Diante desse cenário, pesquisadores lançam o estudo COMPrEP, que propõe ampliar o acesso à medicação fora das unidades de saúde tradicionais. A iniciativa aposta em levar a PrEP para espaços de convivência juvenil, com apoio de educadores pares. “O grande desafio é chegar até quem mais precisa da PrEP, especialmente jovens e populações vulneráveis”, afirma o pesquisador Laio Magno.

A proposta também busca comparar modelos de atendimento. “Queremos entender se uma oferta mais simples, dentro da comunidade, pode ter a mesma efetividade do modelo tradicional”, explica. A pesquisa será realizada em Salvador e São Paulo, com cerca de 1,4 mil participantes.

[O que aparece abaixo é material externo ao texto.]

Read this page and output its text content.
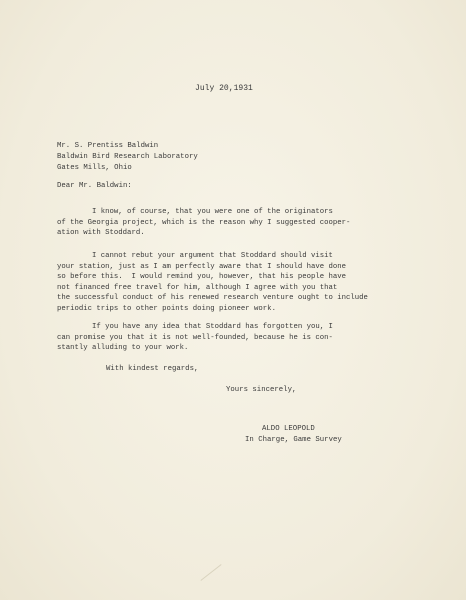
July 20,1931
Mr. S. Prentiss Baldwin
Baldwin Bird Research Laboratory
Gates Mills, Ohio
Dear Mr. Baldwin:
I know, of course, that you were one of the originators
of the Georgia project, which is the reason why I suggested cooper-
ation with Stoddard.
I cannot rebut your argument that Stoddard should visit
your station, just as I am perfectly aware that I should have done
so before this.  I would remind you, however, that his people have
not financed free travel for him, although I agree with you that
the successful conduct of his renewed research venture ought to include
periodic trips to other points doing pioneer work.
If you have any idea that Stoddard has forgotten you, I
can promise you that it is not well-founded, because he is con-
stantly alluding to your work.
With kindest regards,
Yours sincerely,
ALDO LEOPOLD
In Charge, Game Survey
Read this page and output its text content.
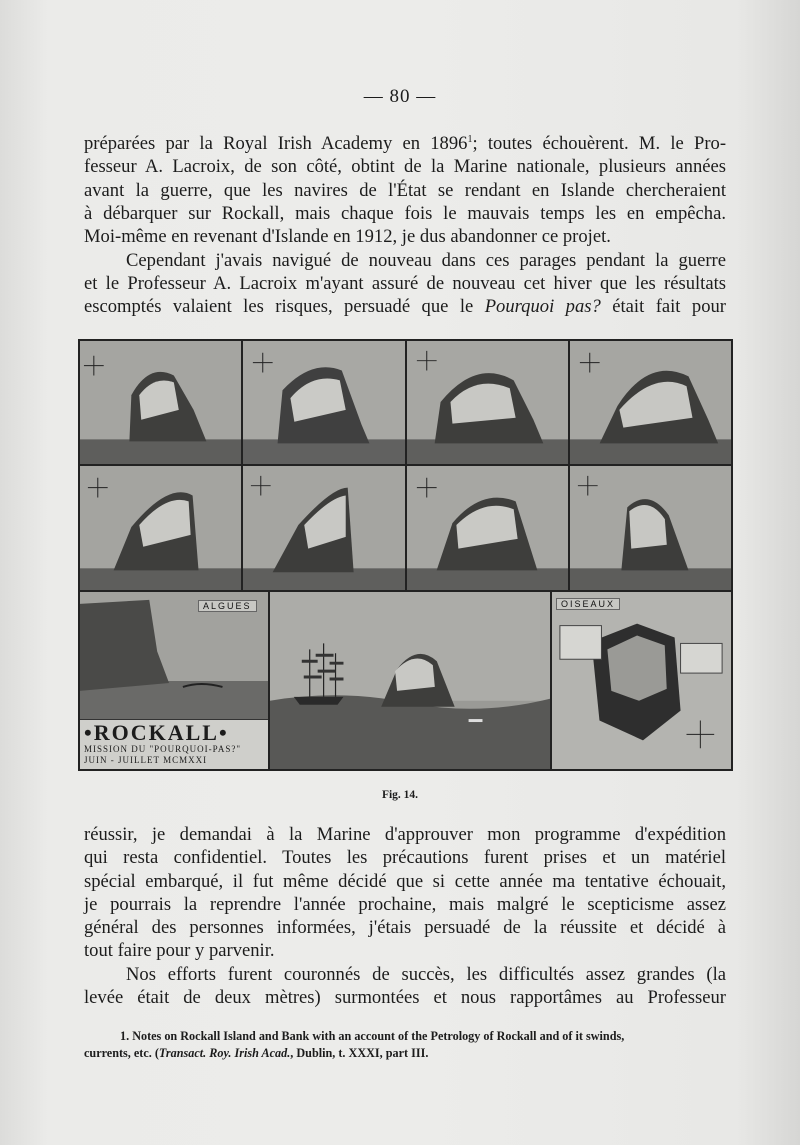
— 80 —

préparées par la Royal Irish Academy en 1896$^1$; toutes échouèrent. M. le Pro-
fesseur A. Lacroix, de son côté, obtint de la Marine nationale, plusieurs années
avant la guerre, que les navires de l'État se rendant en Islande chercheraient
à débarquer sur Rockall, mais chaque fois le mauvais temps les en empêcha.
Moi-même en revenant d'Islande en 1912, je dus abandonner ce projet.
Cependant j'avais navigué de nouveau dans ces parages pendant la guerre
et le Professeur A. Lacroix m'ayant assuré de nouveau cet hiver que les résultats
escomptés valaient les risques, persuadé que le Pourquoi pas? était fait pour

ALGUES
•ROCKALL•
MISSION DU "POURQUOI-PAS?"
JUIN - JUILLET MCMXXI
OISEAUX
Fig. 14.

réussir, je demandai à la Marine d'approuver mon programme d'expédition
qui resta confidentiel. Toutes les précautions furent prises et un matériel
spécial embarqué, il fut même décidé que si cette année ma tentative échouait,
je pourrais la reprendre l'année prochaine, mais malgré le scepticisme assez
général des personnes informées, j'étais persuadé de la réussite et décidé à
tout faire pour y parvenir.
Nos efforts furent couronnés de succès, les difficultés assez grandes (la
levée était de deux mètres) surmontées et nous rapportâmes au Professeur

1. Notes on Rockall Island and Bank with an account of the Petrology of Rockall and of it swinds,
currents, etc. (Transact. Roy. Irish Acad., Dublin, t. XXXI, part III.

Hoje, a maioria dos usuários da PrEP na Bahia é formada por homens que fazem sexo com homens, que representam 83,7% do total. Já a faixa etária com maior adesão está entre 30 e 39 anos, o que evidencia uma distância entre o público mais jovem e o acesso à prevenção.

Além de ampliar o alcance, especialistas defendem a necessidade de reduzir barreiras de acesso, combater a desinformação e incentivar o uso contínuo da PrEP como estratégia fundamental no enfrentamento ao HIV no Brasil.